J'en étais à ce point, et impossible d'aller plus loin sans parvenir à identifier au moins l'interprète du disque. Merci donc à Frédéric (et à Agnès, qui nous a mis en contact), qui a entrepris de traduire les inscriptions de la pochette, une entreprise encore compliquée par le fait qu'il ne s'agit pas d'hébreu moderne mais probablement d'hébreu yéménite.
C'est donc grâce à Frédéric que j'ai su que l'artiste de ce disque est Shlomo Dahiani (ou Dachiani, ou d'autres variations suivant les variations de translittération) et que le titre général du disque en hébreu est en fait Retour aux sources.
Muni de cette information, j'ai cherché à en savoir plus sur Shlomo Dahiani. Je n'ai rien trouvé sur sa biographie et son parcours (en tout cas pas en anglais ou en français). Tout ce que que j'ai trouvé, c'est la trace de plusieurs 78 tours qu'il a publiés (quelques étiquettes sont reproduites ci-dessous), ce qui montre qu'il a pas mal enregistré, un fait confirmé par l'existence d'une série de cinq CD, en vente sur Ebay, rassemblant des chants profanes et sacrés, y compris en Arabe, édités en 2001 par le Jewis Music Research Centre de The Hebrew University à Jerusalem. Malheureusement, je n'ai pas été capable de trouver sur leur site d'informations sur Shlomoe Dahiani ou sur ces CD.
Frédéric m'a également donné des informations sur le sens des titres du disque.
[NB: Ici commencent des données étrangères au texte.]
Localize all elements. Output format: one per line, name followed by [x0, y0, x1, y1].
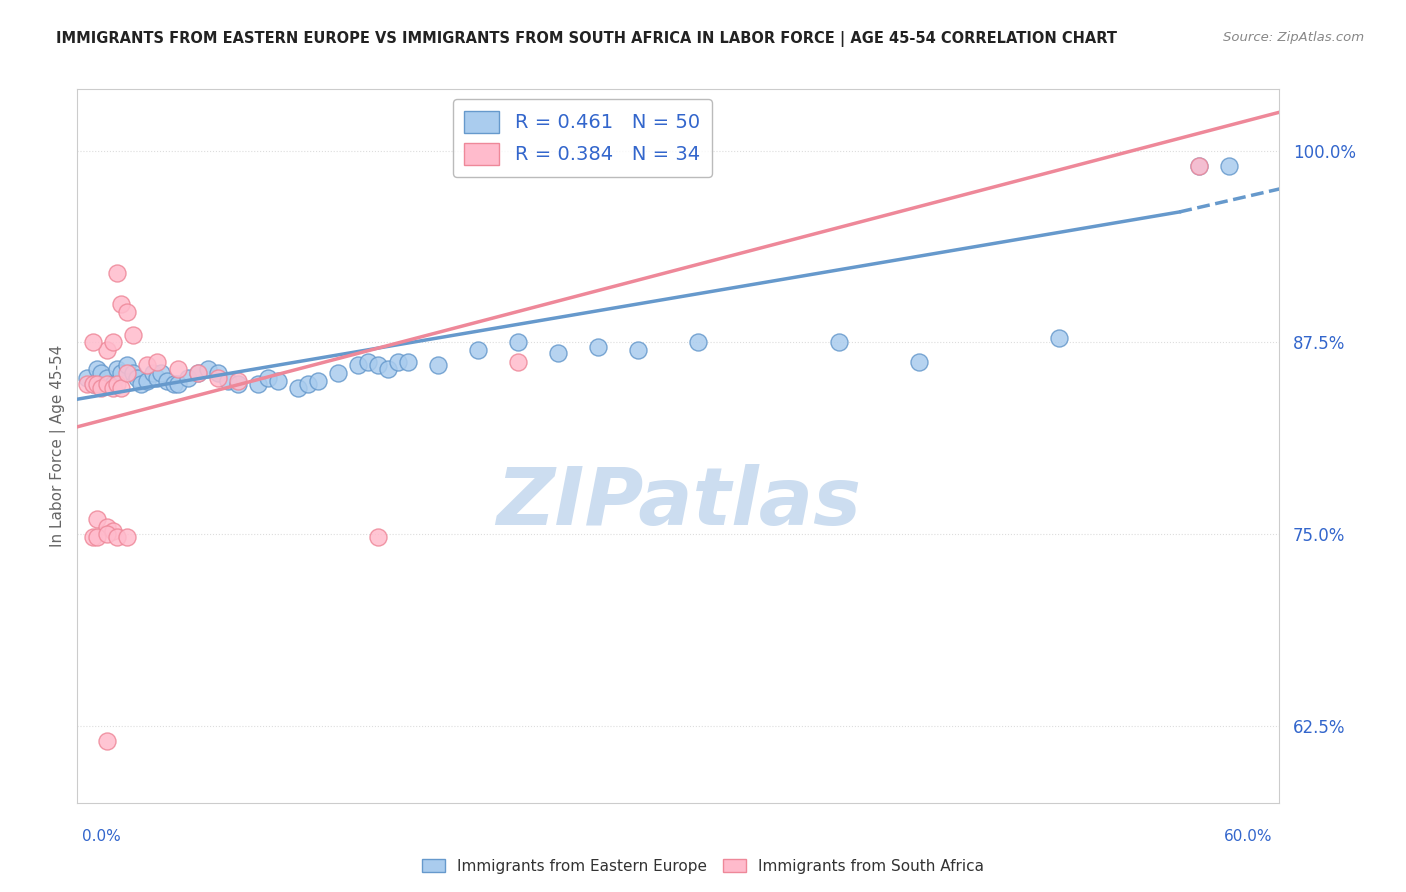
Point: [96, 527, 118, 541]
Text: ZIPatlas: ZIPatlas: [496, 464, 860, 542]
Text: 60.0%: 60.0%: [1225, 830, 1272, 844]
Point: [107, 530, 129, 544]
Point: [107, 266, 129, 280]
Point: [326, 366, 349, 380]
Point: [226, 376, 249, 391]
Point: [627, 343, 650, 357]
Point: [103, 524, 125, 538]
Point: [90, 366, 112, 380]
Point: [110, 366, 132, 380]
Point: [136, 359, 159, 373]
Point: [103, 381, 125, 395]
Text: Source: ZipAtlas.com: Source: ZipAtlas.com: [1223, 31, 1364, 45]
Point: [82, 376, 104, 391]
Text: 0.0%: 0.0%: [82, 830, 121, 844]
Point: [176, 370, 198, 384]
Point: [367, 530, 389, 544]
Point: [207, 366, 229, 380]
Point: [122, 366, 145, 380]
Point: [1188, 159, 1211, 173]
Point: [131, 376, 153, 391]
Point: [110, 297, 132, 311]
Point: [146, 370, 169, 384]
Point: [86, 376, 108, 391]
Point: [467, 343, 489, 357]
Point: [142, 366, 165, 380]
Point: [162, 376, 184, 391]
Point: [688, 335, 710, 350]
Point: [136, 374, 159, 388]
Point: [347, 359, 370, 373]
Point: [76, 370, 98, 384]
Point: [1218, 159, 1240, 173]
Point: [86, 512, 108, 526]
Point: [127, 370, 149, 384]
Point: [246, 376, 269, 391]
Point: [107, 376, 129, 391]
Point: [96, 370, 118, 384]
Point: [96, 343, 118, 357]
Point: [828, 335, 851, 350]
Point: [107, 361, 129, 376]
Point: [207, 370, 229, 384]
Point: [367, 359, 389, 373]
Point: [110, 381, 132, 395]
Point: [357, 355, 380, 369]
Point: [103, 335, 125, 350]
Point: [287, 381, 309, 395]
Point: [427, 359, 450, 373]
Point: [1188, 159, 1211, 173]
Point: [908, 355, 931, 369]
Point: [82, 530, 104, 544]
Point: [156, 374, 179, 388]
Point: [166, 361, 188, 376]
Point: [86, 530, 108, 544]
Point: [267, 374, 290, 388]
Point: [96, 376, 118, 391]
Point: [387, 355, 409, 369]
Point: [1047, 331, 1070, 345]
Point: [117, 530, 139, 544]
Point: [146, 355, 169, 369]
Point: [226, 374, 249, 388]
Point: [117, 359, 139, 373]
Point: [117, 304, 139, 318]
Point: [396, 355, 419, 369]
Point: [197, 361, 219, 376]
Point: [90, 381, 112, 395]
Point: [76, 376, 98, 391]
Point: [150, 366, 173, 380]
Point: [82, 376, 104, 391]
Legend: R = 0.461   N = 50, R = 0.384   N = 34: R = 0.461 N = 50, R = 0.384 N = 34: [453, 99, 711, 177]
Point: [256, 370, 278, 384]
Text: IMMIGRANTS FROM EASTERN EUROPE VS IMMIGRANTS FROM SOUTH AFRICA IN LABOR FORCE | : IMMIGRANTS FROM EASTERN EUROPE VS IMMIGR…: [56, 31, 1118, 47]
Point: [217, 374, 239, 388]
Point: [86, 361, 108, 376]
Point: [508, 355, 530, 369]
Point: [547, 346, 569, 360]
Y-axis label: In Labor Force | Age 45-54: In Labor Force | Age 45-54: [51, 345, 66, 547]
Point: [96, 734, 118, 748]
Legend: Immigrants from Eastern Europe, Immigrants from South Africa: Immigrants from Eastern Europe, Immigran…: [416, 853, 990, 880]
Point: [588, 340, 610, 354]
Point: [307, 374, 329, 388]
Point: [377, 361, 399, 376]
Point: [96, 519, 118, 533]
Point: [166, 376, 188, 391]
Point: [117, 366, 139, 380]
Point: [508, 335, 530, 350]
Point: [82, 335, 104, 350]
Point: [122, 327, 145, 342]
Point: [186, 366, 209, 380]
Point: [297, 376, 319, 391]
Point: [186, 366, 209, 380]
Point: [103, 376, 125, 391]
Cela m'a permis d'en identifier au moins un de façon formelle, Ayelet shen (Gracieuse gazelle), l'un de mes préférés, dont on trouvait aussi une version sur l'album d'Ofra Haza. Les paroles sont adaptées d'un poème du 17e siècle du Rabbin Shalom Shabazi, comme la plupart de celles du disque d'Haza, et sûrement de celui-ci.
Au dos de la pochette, Shlomo Dahiani est photographié avec un oud, mais, sauf erreur de ma part, on n'entend aucun instrument à cordes sur ce disque, juste la voix de Shlomo accompagnée de percussions traditionnelles yéménites. Vous pourrez en juger par vous même avec les trois extraits ci-dessous, mais on n'est pas loin dans l'esprit de mon disque égyptien de Farouk Salama. Plus près de nous, et hors musique traditionnelle, je pense aussi en écoutant ce disque chant/percussions aux titres vaguement orientalisants de cet OVNI qu'est l'album Flowers of romance de PIL.
Toute information complémentaire sur Shlomo Dahiani et les chansons de ce disque est la bienvenue !



 
Les titres 3 (Ayelet shen), 6 et 7 de mon disque.    

 
Le rond central de mon disque, ainsi que le dos de pochette, malheureusement imprimé à l'intérieur !

 
Quelques étiquettes de 78 tours de Shlomo Dahiani glanées sur des sites de vente en ligne.

1 commentaire:

Anonyme a dit…

ouahh! à l'écoute du morceau "Ayelet shen" abstraction faite des percussions ça pourrait être une tournerie de chant breton. C'est ce qui est incroyable qd on écoute des musiques trad du monde entier,on retrouve des analogies avec des musiques d'autres continents. Superbe quête paul.